La primera bala le besó el cuello: rápida, limpia… al rojo vivo.
Se llevó la mano derecha instintivamente a la herida, mientras con la izquierda amartillaba y despertaba el encabritar del arma.
Recuerda su entrada. Amable, gentil. Estrechar de manos firme. Charla interesante. Sonrisa apacible. Voz cálida.
La segunda bala atravesó el faldón de su chaqueta con un tirón fuerte de tejido rasgado.
Chaqueta magnífica. Entrada cara. Brillo de botones bajo lámparas de araña. Copas de fino cristal.
La tercera bala mordió su hombro derecho. Giró la siniestra el tambor y aulló de nuevo la muerte.
En pie sobre la mesa. Vomita el alma: “¡¡¿Queréis justicia divina, cabrones?!!” Pero el instante pasa; visualiza la mecha callada, los rostros de la gente y comprende que es momento de desenfundar.

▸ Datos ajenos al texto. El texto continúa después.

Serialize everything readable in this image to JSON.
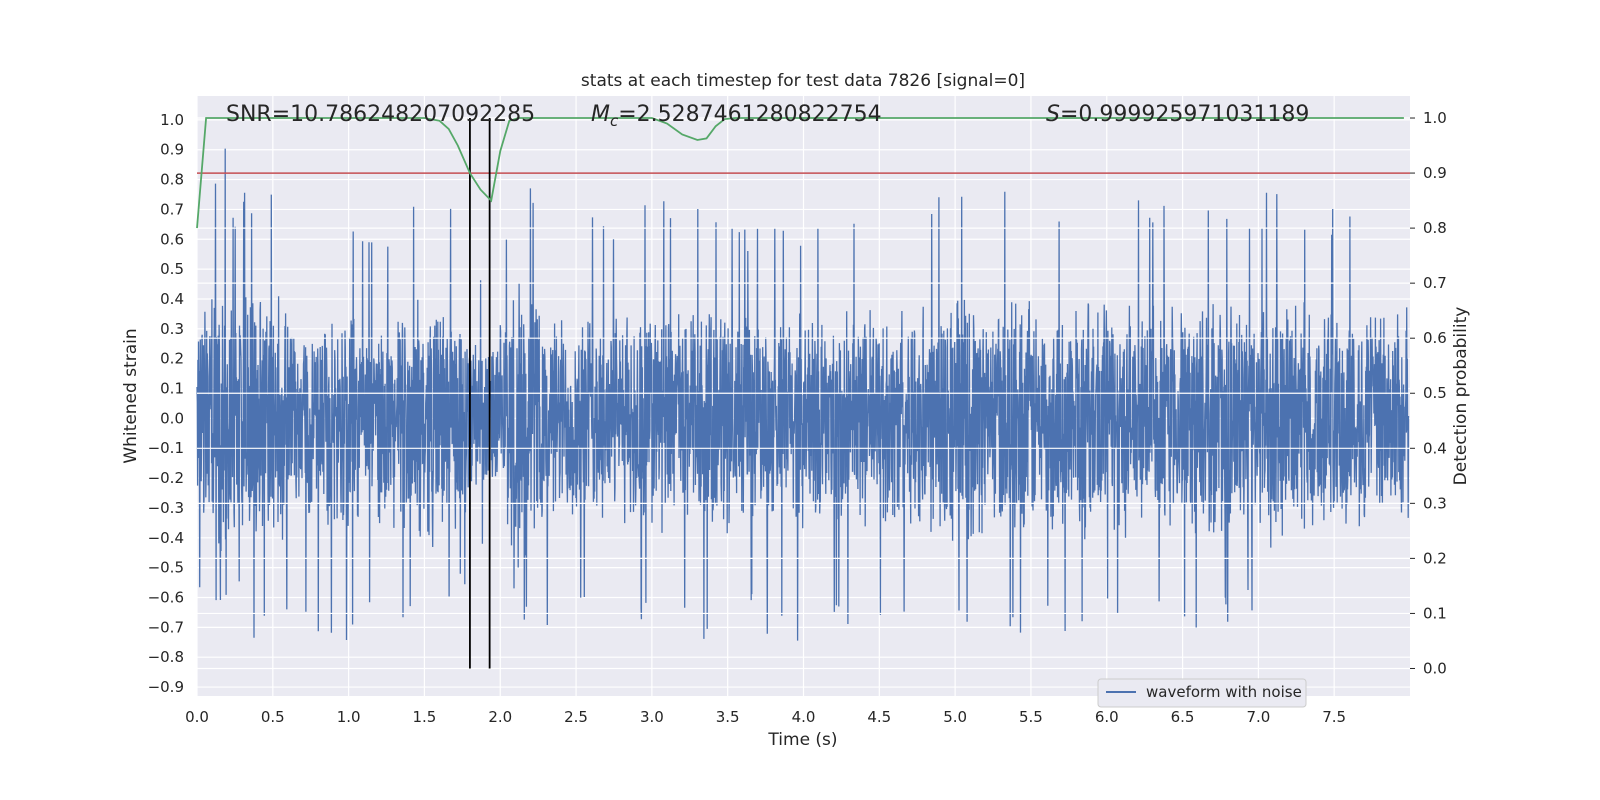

La cuarta bala entró en su mente, rasgando recuerdos, dejando parpadeos intermitentes de una vida que se escapa.
Acallaron los truenos, escamparon las nubes y con un “Lleváoslo de aquí.” regresó la calma. Sheriff, alcalde y ayudante se marcharon hacia la zona de la cúpula, mientras alzaban al moribundo entre cuatro.
Sol. Cálido. Reconfortante. Descanso.
Fue entonces, al apagarse su vida, cuando volvió a prender la mecha. Tronaron seis cartuchos y la cúpula cayó sobre los cargos de la ciudad.
Cuando el telón de polvo se dispersó, vieron caer los billetes supuestamente robados y las escrituras arrebatadas de un rancho que, iluminadas por la luz exterior, caían meciéndose lentamente, hasta posarse sobre escombros, polvo y sangre.